У товарища Гнищенко раздается в домашнем кабинете телефонный звонок. И слышен в сыром утреннем саду вокруг коттеджа пробивающийся через даже закрытое окно голос – Гнищенко слушает, да, Федор Тарасыч, да, понял, понял, понял! Ну, поздравляю тебя...

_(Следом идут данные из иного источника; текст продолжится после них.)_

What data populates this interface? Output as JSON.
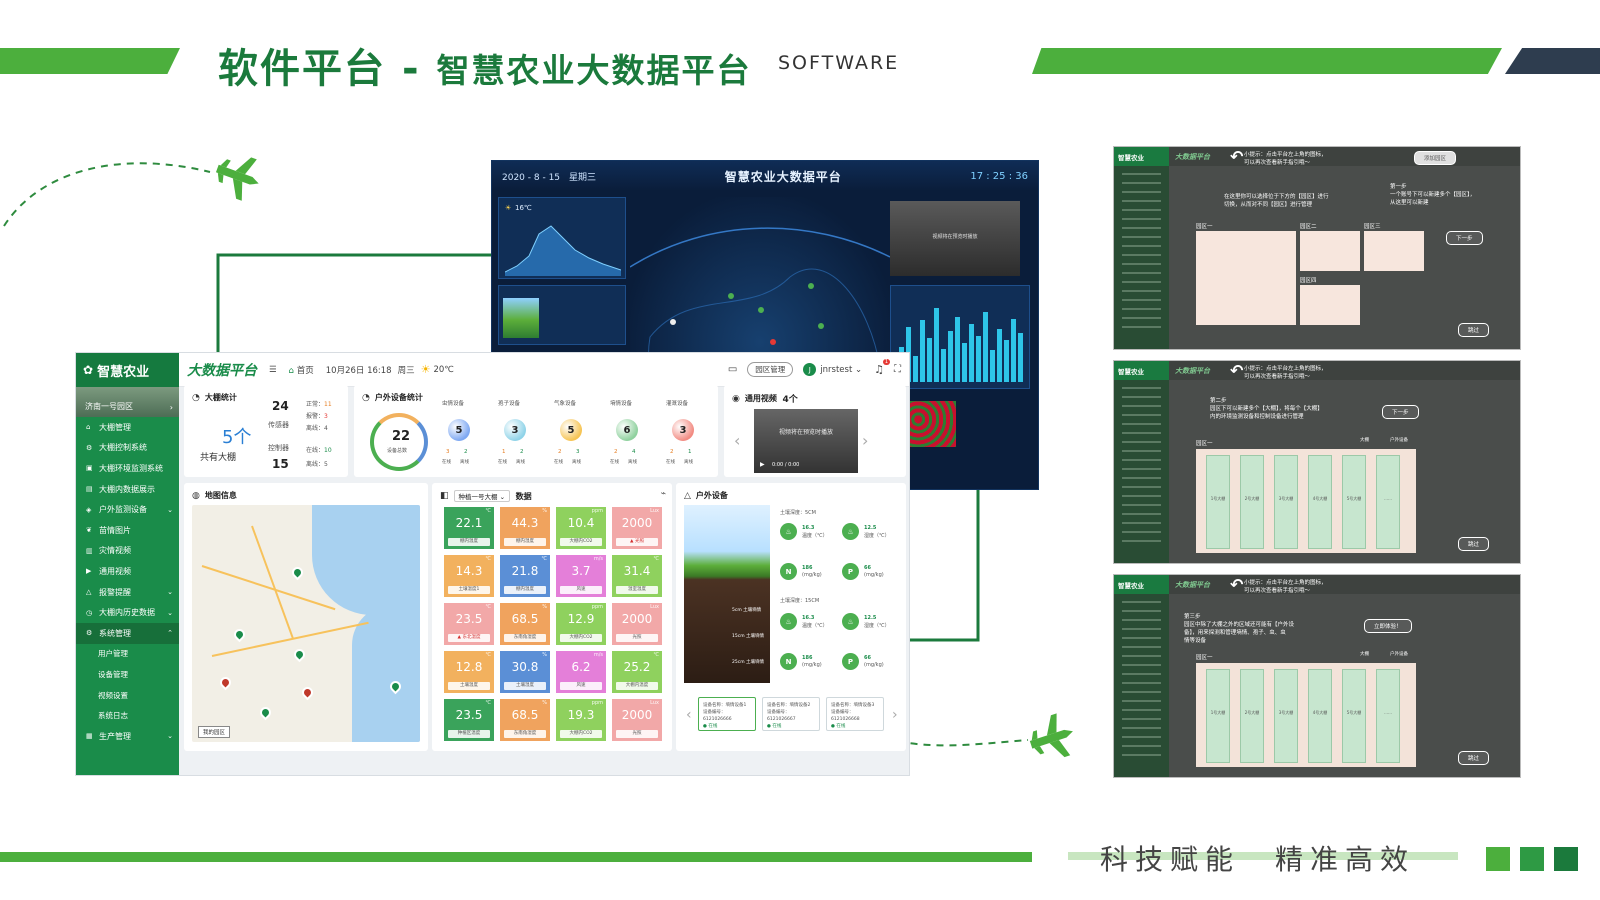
{
  "slide": {
    "title_main": "软件平台",
    "title_dash": "-",
    "title_sub": "智慧农业大数据平台",
    "title_en": "SOFTWARE",
    "slogan": "科技赋能　精准高效",
    "colors": {
      "primary_green": "#4caf3d",
      "dark_green": "#1b7a3c",
      "navy": "#2e3d4f"
    }
  },
  "bigscreen": {
    "date": "2020 - 8 - 15　星期三",
    "title": "智慧农业大数据平台",
    "clock": "17 : 25 : 36",
    "temp": "16℃",
    "video_placeholder": "视频将在预览时播放"
  },
  "platform": {
    "sidebar": {
      "logo": "智慧农业",
      "park": "济南一号园区",
      "items": [
        {
          "label": "大棚管理",
          "icon": "home-icon",
          "type": "item"
        },
        {
          "label": "大棚控制系统",
          "icon": "control-icon",
          "type": "item"
        },
        {
          "label": "大棚环境监测系统",
          "icon": "monitor-icon",
          "type": "item"
        },
        {
          "label": "大棚内数据展示",
          "icon": "data-icon",
          "type": "item"
        },
        {
          "label": "户外监测设备",
          "icon": "device-icon",
          "type": "item",
          "chevron": "⌄"
        },
        {
          "label": "苗情图片",
          "icon": "leaf-icon",
          "type": "item"
        },
        {
          "label": "灾情视频",
          "icon": "chart-icon",
          "type": "item"
        },
        {
          "label": "通用视频",
          "icon": "video-icon",
          "type": "item"
        },
        {
          "label": "报警提醒",
          "icon": "alert-icon",
          "type": "item",
          "chevron": "⌄"
        },
        {
          "label": "大棚内历史数据",
          "icon": "history-icon",
          "type": "item",
          "chevron": "⌄"
        },
        {
          "label": "系统管理",
          "icon": "gear-icon",
          "type": "head",
          "chevron": "⌃"
        },
        {
          "label": "用户管理",
          "type": "sub"
        },
        {
          "label": "设备管理",
          "type": "sub"
        },
        {
          "label": "视频设置",
          "type": "sub"
        },
        {
          "label": "系统日志",
          "type": "sub"
        },
        {
          "label": "生产管理",
          "icon": "grid-icon",
          "type": "item",
          "chevron": "⌄"
        }
      ]
    },
    "topbar": {
      "brand": "大数据平台",
      "home": "首页",
      "date": "10月26日 16:18",
      "weekday": "周三",
      "temp": "20℃",
      "park_button": "园区管理",
      "user": "jnrstest",
      "avatar_letter": "J",
      "notifications": "1"
    },
    "greenhouse_stats": {
      "title": "大棚统计",
      "count": "5个",
      "caption": "共有大棚",
      "sensor": {
        "label": "传感器",
        "total": "24",
        "normal_label": "正常：",
        "normal": "11",
        "alarm_label": "报警：",
        "alarm": "3",
        "offline_label": "离线：",
        "offline": "4"
      },
      "controller": {
        "label": "控制器",
        "total": "15",
        "online_label": "在线：",
        "online": "10",
        "offline_label": "离线：",
        "offline": "5"
      }
    },
    "outdoor_stats": {
      "title": "户外设备统计",
      "total": "22",
      "total_label": "设备总数",
      "online_label": "在线",
      "offline_label": "离线",
      "devices": [
        {
          "name": "虫情设备",
          "value": "5",
          "online": "3",
          "offline": "2",
          "color": "#7ea8f2"
        },
        {
          "name": "孢子设备",
          "value": "3",
          "online": "1",
          "offline": "2",
          "color": "#8fd3e8"
        },
        {
          "name": "气象设备",
          "value": "5",
          "online": "2",
          "offline": "3",
          "color": "#f6c453"
        },
        {
          "name": "墒情设备",
          "value": "6",
          "online": "2",
          "offline": "4",
          "color": "#8fd19e"
        },
        {
          "name": "灌溉设备",
          "value": "3",
          "online": "2",
          "offline": "1",
          "color": "#f28b82"
        }
      ]
    },
    "video": {
      "title": "通用视频",
      "count": "4个",
      "placeholder": "视频将在预览时播放",
      "time": "0:00 / 0:00"
    },
    "map": {
      "title": "地图信息",
      "park_tag": "我的园区"
    },
    "data_panel": {
      "select": "种植一号大棚",
      "title": "数据",
      "tiles": [
        {
          "value": "22.1",
          "unit": "℃",
          "label": "棚内温度",
          "color": "#3aa35b"
        },
        {
          "value": "44.3",
          "unit": "%",
          "label": "棚内湿度",
          "color": "#f0a35e"
        },
        {
          "value": "10.4",
          "unit": "ppm",
          "label": "大棚内CO2",
          "color": "#8fd15e"
        },
        {
          "value": "2000",
          "unit": "Lux",
          "label": "光照",
          "color": "#f2a8a8",
          "warn": true
        },
        {
          "value": "14.3",
          "unit": "℃",
          "label": "土壤温度1",
          "color": "#f2b15e"
        },
        {
          "value": "21.8",
          "unit": "℃",
          "label": "棚内温度",
          "color": "#5b8fd6"
        },
        {
          "value": "3.7",
          "unit": "m/s",
          "label": "风速",
          "color": "#e47fd9"
        },
        {
          "value": "31.4",
          "unit": "℃",
          "label": "温室温度",
          "color": "#8fd15e"
        },
        {
          "value": "23.5",
          "unit": "℃",
          "label": "东北温度",
          "color": "#f2a8a8",
          "warn": true
        },
        {
          "value": "68.5",
          "unit": "%",
          "label": "东南角湿度",
          "color": "#f0a35e"
        },
        {
          "value": "12.9",
          "unit": "ppm",
          "label": "大棚内CO2",
          "color": "#8fd15e"
        },
        {
          "value": "2000",
          "unit": "Lux",
          "label": "光照",
          "color": "#f2a8a8"
        },
        {
          "value": "12.8",
          "unit": "℃",
          "label": "土壤温度",
          "color": "#f2b15e"
        },
        {
          "value": "30.8",
          "unit": "%",
          "label": "土壤湿度",
          "color": "#5b8fd6"
        },
        {
          "value": "6.2",
          "unit": "m/s",
          "label": "风速",
          "color": "#e47fd9"
        },
        {
          "value": "25.2",
          "unit": "℃",
          "label": "大棚内温度",
          "color": "#8fd15e"
        },
        {
          "value": "23.5",
          "unit": "℃",
          "label": "种植区温度",
          "color": "#3aa35b"
        },
        {
          "value": "68.5",
          "unit": "%",
          "label": "东南角湿度",
          "color": "#f0a35e"
        },
        {
          "value": "19.3",
          "unit": "ppm",
          "label": "大棚内CO2",
          "color": "#8fd15e"
        },
        {
          "value": "2000",
          "unit": "Lux",
          "label": "光照",
          "color": "#f2a8a8"
        }
      ]
    },
    "outdoor_devices": {
      "title": "户外设备",
      "depth_5": "土壤深度：5CM",
      "depth_15": "土壤深度：15CM",
      "depth_labels": [
        "5cm 土壤墒情",
        "15cm 土壤墒情",
        "25cm 土壤墒情"
      ],
      "sensors": [
        {
          "key": "temp",
          "value": "16.3",
          "unit": "温度（℃）"
        },
        {
          "key": "hum",
          "value": "12.5",
          "unit": "湿度（℃）"
        },
        {
          "key": "N",
          "value": "186",
          "unit": "(mg/kg)"
        },
        {
          "key": "P",
          "value": "66",
          "unit": "(mg/kg)"
        }
      ],
      "cards": [
        {
          "line1": "设备名称：墒情设备1",
          "line2": "设备编号：6121026666",
          "status": "在线"
        },
        {
          "line1": "设备名称：墒情设备2",
          "line2": "设备编号：6121026667",
          "status": "在线"
        },
        {
          "line1": "设备名称：墒情设备3",
          "line2": "设备编号：6121026668",
          "status": "在线"
        }
      ]
    }
  },
  "guides": [
    {
      "logo": "智慧农业",
      "brand": "大数据平台",
      "tip": [
        "小提示：点击平台左上角的图标，",
        "可以再次查看新手指引哦～"
      ],
      "note": [
        "在这里你可以选择位于下方的【园区】进行",
        "切换，从而对不同【园区】进行管理"
      ],
      "note2": [
        "第一步",
        "一个账号下可以新建多个【园区】，",
        "从这里可以新建"
      ],
      "button_top": "添加园区",
      "button_next": "下一步",
      "button_skip": "跳过",
      "areas": [
        "园区一",
        "园区二",
        "园区三",
        "园区四"
      ]
    },
    {
      "logo": "智慧农业",
      "brand": "大数据平台",
      "tip": [
        "小提示：点击平台左上角的图标，",
        "可以再次查看新手指引哦～"
      ],
      "note": [
        "第二步",
        "园区下可以新建多个【大棚】，将每个【大棚】",
        "内的环境监测设备和控制设备进行管理"
      ],
      "button_next": "下一步",
      "button_skip": "跳过",
      "area": "园区一",
      "legend": [
        "大棚",
        "户外设备"
      ],
      "houses": [
        "1号大棚",
        "2号大棚",
        "3号大棚",
        "4号大棚",
        "5号大棚",
        "……"
      ]
    },
    {
      "logo": "智慧农业",
      "brand": "大数据平台",
      "tip": [
        "小提示：点击平台左上角的图标，",
        "可以再次查看新手指引哦～"
      ],
      "note": [
        "第三步",
        "园区中除了大棚之外的区域还可能有【户外设",
        "备】，用来探测和管理墒情、孢子、虫、虫",
        "情等设备"
      ],
      "button_next": "立即体验！",
      "button_skip": "跳过",
      "area": "园区一",
      "legend": [
        "大棚",
        "户外设备"
      ],
      "houses": [
        "1号大棚",
        "2号大棚",
        "3号大棚",
        "4号大棚",
        "5号大棚",
        "……"
      ]
    }
  ]
}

Грин сидит на кухне и колбасу жрет.

Только Володя не сидит и не лежит. Встает сейчас Володя на подоконник в своей комнате в общаге, прилаживает ремень к ручке оконной рамы, продевает в этот старенький, но крепкий еще ремень тощую шею – и падает, и висит, как висят у хороших хозяев за окнами елки накануне Нового года. Захлопывается от тяжести тела рама, вылетает стекло, большие куски его, планируя, падают на Володю, но уже не больно ему, и уже ботинки его китайские перестали скрести по стене, и уже ничего не страшно Володе – даже то, что найдут в кармане его наглаженных брюк обрывок мини-юбки.

А Лида едет в том трамвае, в который вхожу на остановке «Шепелевский рынок» я. Пуст трамвай, поскольку идет он от заводов, а ночная смена уже проехала, а утренняя едет в противоположном направлении, и трамвай пуст, пуст и насквозь светел, одни мы с Лидой.

Привет, Лидка, говорю я.

Привет, говорит она.

А чего ты в «Юности» не была, говорю я.

А что я там забыла, говорит она.

А откуда ты в таком платье утром, спрашиваю я.

Не твое дело, говорит она.

И мы едем с нею в пустом трамвае. И никогда не узнаю я, что сидела она этой ночью в том же парке, где пыталась поблагодарить меня за спасение Нинка, и ходила по шепелевским пыльным улицам, между деревянными заросшими заборами, бродила, бродила, пока не потянулся народ на смену и не стали прилипать глаза к ее солнце-клешу.

Кто это тебя, спрашивает Лида без особенного любопытства, потому что фингал под глазом в ту пору у молодых людей нашего круга не был ничем из ряда вон выдающимся.